Documento:20003208169
Poder Judiciário
Tribunal de Justiça do Estado do Rio Grande do Sul

2ª Câmara Cível

Avenida Borges de Medeiros, 1565 - Porto Alegre/RS - CEP 90110-906

Apelação Cível Nº 5112317-90.2020.8.21.0001/RS

TIPO DE AÇÃO: ICMS/ Imposto sobre Circulação de Mercadorias

RELATOR: Desembargador RICARDO TORRES HERMANN

APELANTE: PEARSON EDUCATION DO BRASIL LTDA (AUTOR)

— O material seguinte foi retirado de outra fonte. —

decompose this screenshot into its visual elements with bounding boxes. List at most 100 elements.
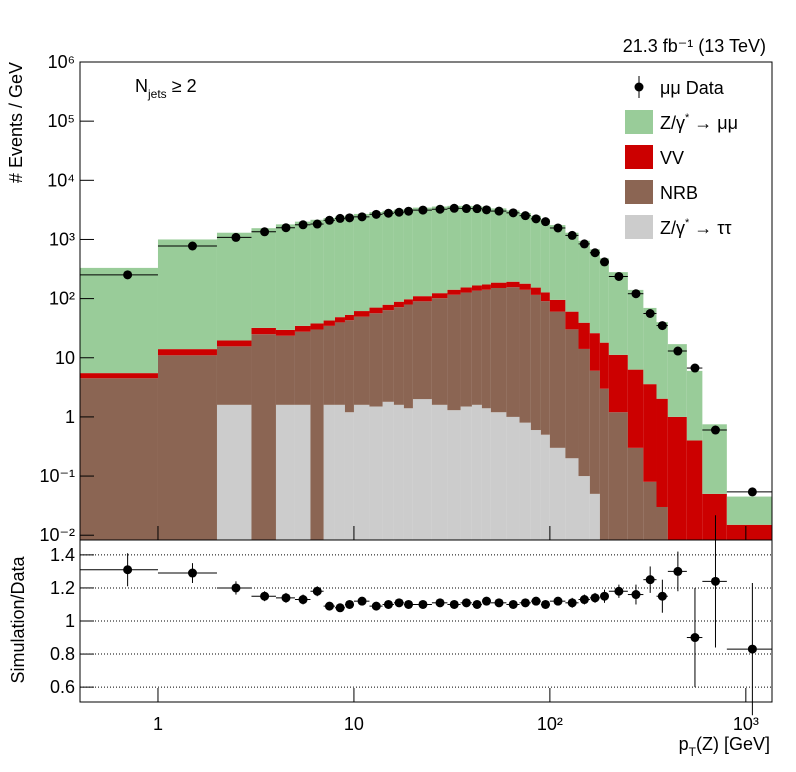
bar-segment <box>530 215 541 288</box>
data-point <box>645 309 655 319</box>
data-point <box>690 363 700 373</box>
bar-segment <box>323 404 335 540</box>
bar-segment <box>519 289 531 423</box>
bar-segment <box>344 314 354 321</box>
data-point <box>494 206 504 216</box>
data-point <box>435 204 445 214</box>
bar-segment <box>310 329 324 540</box>
label: Njets ≥ 2 <box>135 76 197 101</box>
bar-segment <box>519 283 531 290</box>
ratio-area <box>80 565 772 654</box>
bar-segment <box>686 440 703 540</box>
bar-segment <box>447 294 461 411</box>
bar-segment <box>275 404 295 540</box>
data-point <box>508 208 518 218</box>
bar-segment <box>216 404 252 540</box>
legend-label: Z/γ* → μμ <box>660 112 738 133</box>
bar-segment <box>599 388 609 540</box>
y-tick-label: 10⁶ <box>48 52 75 72</box>
bar-segment <box>353 316 370 405</box>
bar-segment <box>578 476 590 540</box>
bar-segment <box>481 206 491 285</box>
y-tick-label: 10⁻² <box>39 525 75 545</box>
data-point <box>394 207 404 217</box>
bar-segment <box>275 329 295 336</box>
label-part: p <box>679 734 689 754</box>
legend-label: VV <box>660 148 684 168</box>
data-point <box>383 208 393 218</box>
bar-segment <box>589 333 600 371</box>
bar-segment <box>382 310 394 402</box>
bar-segment <box>294 404 311 540</box>
bar-segment <box>540 301 550 435</box>
y-tick-label: 1 <box>65 407 75 427</box>
bar-segment <box>353 404 370 540</box>
bar-segment <box>471 290 482 405</box>
bar-segment <box>447 205 461 290</box>
bar-segment <box>80 373 158 379</box>
bar-segment <box>530 287 541 295</box>
bar-segment <box>549 225 566 300</box>
bar-segment <box>506 287 520 417</box>
bar-segment <box>369 313 383 407</box>
data-point <box>357 212 367 222</box>
bar-segment <box>412 301 432 400</box>
bar-segment <box>353 213 370 312</box>
bar-segment <box>80 378 158 540</box>
x-tick-label: 10 <box>344 714 364 734</box>
data-point <box>281 223 291 233</box>
bar-segment <box>403 304 413 409</box>
bar-segment <box>382 210 394 305</box>
bar-segment <box>643 384 657 482</box>
bar-segment <box>369 307 383 314</box>
y-axis-label: Simulation/Data <box>8 555 28 683</box>
data-point <box>345 213 355 223</box>
bar-segment <box>540 292 550 302</box>
bar-segment <box>431 298 448 405</box>
bar-segment <box>490 208 507 283</box>
data-point <box>673 346 683 356</box>
bar-segment <box>344 320 354 413</box>
bar-segment <box>393 301 404 308</box>
bar-segment <box>251 334 276 540</box>
bar-segment <box>608 412 628 540</box>
bar-segment <box>686 370 703 441</box>
bar-segment <box>589 370 600 494</box>
y-tick-label: 1.4 <box>50 545 75 565</box>
bar-segment <box>702 493 727 540</box>
bar-segment <box>481 408 491 540</box>
legend-label: NRB <box>660 183 698 203</box>
bar-segment <box>460 292 472 407</box>
bar-segment <box>251 228 276 328</box>
bar-segment <box>323 325 335 405</box>
bar-segment <box>382 401 394 540</box>
bar-segment <box>506 210 520 282</box>
data-point <box>520 211 530 221</box>
x-tick-label: 10³ <box>733 714 759 734</box>
label-part: ≥ 2 <box>167 76 197 96</box>
bar-segment <box>393 404 404 540</box>
bar-segment <box>369 406 383 540</box>
legend-label: μμ Data <box>660 78 725 98</box>
bar-segment <box>294 331 311 405</box>
bar-segment <box>530 430 541 540</box>
bar-segment <box>643 307 657 385</box>
bar-segment <box>382 304 394 311</box>
data-point <box>404 206 414 216</box>
data-point <box>324 215 334 225</box>
data-point <box>657 321 667 331</box>
bar-segment <box>403 408 413 540</box>
bar-segment <box>599 342 609 389</box>
y-tick-label: 0.6 <box>50 677 75 697</box>
bar-segment <box>519 422 531 540</box>
bar-segment <box>549 299 566 312</box>
data-point <box>631 289 641 299</box>
data-point <box>461 204 471 214</box>
bar-segment <box>334 216 345 318</box>
bar-segment <box>344 215 354 315</box>
bar-segment <box>702 424 727 494</box>
label: pT(Z) [GeV] <box>679 734 770 759</box>
data-point <box>187 241 197 251</box>
bar-segment <box>431 206 448 294</box>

APELANTE: ESTADO DO RIO GRANDE DO SUL (RÉU)

APELADO: OS MESMOS

RELATÓRIO

PEARSON EDUCATION DO BRASIL LTDA. e ESTADO DO RIO GRANDE DO SUL apelam da sentença que julgou parcialmente procedente o pedido deduzido nos autos da ação dita declaratória cumulada com repetição de indébito, cujos fundamentos transcrevo (EVENTO 114 - SENT1):

PROCEDIMENTO COMUM CÍVEL Nº 5112317-90.2020.8.21.0001/RS

AUTOR: PEARSON EDUCATION DO BRASIL LTDA

RÉU: ESTADO DO RIO GRANDE DO SUL

SENTENÇA

Vistos.

Trata-se Ação Declaratória ajuizada por PEARSON EDUCATION DO BRASIL LTDA e suas filiais contra o ESTADO DO RIO GRANDE DO SUL, com o escopo de obter o reconhecimento da imunidade tributária da ferramenta denominada "Wizpen/Englishpen", a fim de que seja afastada a exigibilidade do ICMS, próprio e devido por substituição tributária, bem como do Diferencial de Alíquotas do ICMS, nas operações de comercialização da mercadoria, a partir de novembro de 2015. Além disso, pretendem garantir o direito à restituição dos valores indevidamente recolhidos no período.

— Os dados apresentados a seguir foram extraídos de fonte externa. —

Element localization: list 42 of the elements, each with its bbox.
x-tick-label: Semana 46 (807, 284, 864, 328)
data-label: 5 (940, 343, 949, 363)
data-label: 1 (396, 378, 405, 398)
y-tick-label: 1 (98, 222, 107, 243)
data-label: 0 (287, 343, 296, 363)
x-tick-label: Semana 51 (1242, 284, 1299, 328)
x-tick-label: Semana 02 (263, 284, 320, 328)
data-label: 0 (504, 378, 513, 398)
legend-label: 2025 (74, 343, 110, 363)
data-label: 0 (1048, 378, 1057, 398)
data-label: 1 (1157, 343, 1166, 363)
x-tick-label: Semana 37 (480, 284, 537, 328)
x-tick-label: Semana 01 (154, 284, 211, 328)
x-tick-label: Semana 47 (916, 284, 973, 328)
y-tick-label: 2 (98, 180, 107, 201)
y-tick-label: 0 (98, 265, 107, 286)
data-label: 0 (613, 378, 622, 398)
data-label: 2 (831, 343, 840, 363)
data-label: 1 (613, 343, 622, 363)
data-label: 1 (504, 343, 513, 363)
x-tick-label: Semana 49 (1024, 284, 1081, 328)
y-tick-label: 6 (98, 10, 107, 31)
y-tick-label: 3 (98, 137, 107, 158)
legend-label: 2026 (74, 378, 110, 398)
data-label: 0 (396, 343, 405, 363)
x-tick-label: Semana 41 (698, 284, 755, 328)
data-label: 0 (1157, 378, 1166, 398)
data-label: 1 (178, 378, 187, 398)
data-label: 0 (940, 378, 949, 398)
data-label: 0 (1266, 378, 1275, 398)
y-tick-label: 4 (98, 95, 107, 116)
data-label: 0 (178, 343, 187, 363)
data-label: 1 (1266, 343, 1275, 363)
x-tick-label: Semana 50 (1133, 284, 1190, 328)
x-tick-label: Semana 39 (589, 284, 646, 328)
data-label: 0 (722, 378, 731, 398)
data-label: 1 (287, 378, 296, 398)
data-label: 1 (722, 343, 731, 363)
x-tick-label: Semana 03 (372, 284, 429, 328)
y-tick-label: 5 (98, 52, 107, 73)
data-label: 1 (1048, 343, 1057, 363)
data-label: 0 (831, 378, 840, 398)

Em síntese, informaram que a ferramenta "Wizpen/Englishpen" é um componente eletrônico, que tem como finalidade a leitura e transmissão sonora do conteúdo didático constante nos livros impressos, previamente codificados pela Autora. Alegaram que a imunidade tributária, prevista na alínea d do inciso VI do artigo 150 da Constituição Federal, destinada aos livros, alcança o dispositivo denominado “Wizpen” e “Englishpen”, pois nada mais é do que o próprio livro veiculado em um outro formato. Disseram que a pretensão está amparada nos precedentes vinculantes editados pelo Supremo Tribunal Federal - Temas de Repercussão Geral nº 259 e nº 593 e Súmula Vinculante nº 57 - segundo os quais a imunidade tributária se aplica à importação e comercialização, no mercado interno, do livro eletrônico (e-book) e dos suportes exclusivamente utilizados para fixá-los, como leitores de livros eletrônicos (e-readers), ainda que possuam funcionalidades acessórias. Citou jurisprudência. Discorreu sobre as características técnicas, funcionais e pedagógicas do dispositivo eletrônico. Postulou, em cognição sumária, a antecipação dos efeitos da tutela para determinar a suspensão da exigibilidade dos créditos tributários referentes aos tributos incidentes na circulação da ferramenta Wizpen e Englishpen (ICMS próprio, ICMS-ST e DIFAL). Requereu, ao final, a procedência do pedido para declarar o direito da Autora à imunidade tributária quanto à ferramenta Wizpen, Englishpen, afastando as exigências tributárias sobre as relações jurídicas constituídas na circulação/venda interestadual, com a consequente condenação do Réu à restituição dos valores indevidamente recolhidos no período de 11/2015 a 11/2020 e aqueles subsequentes ao ajuizamento da presente demanda, devidamente atualizados.

O pedido liminar foi deferido.

A parte Autora comunicou que foi intimada sobre decisão administrativa que confirmou a exigibilidade do Auto de Infração nº 41960874, cujos débitos são referentes ao mesmo período discutido nos autos. Assim, pleiteou pela suspensão dos créditos exigidos no Auto de Infração nº 41960874.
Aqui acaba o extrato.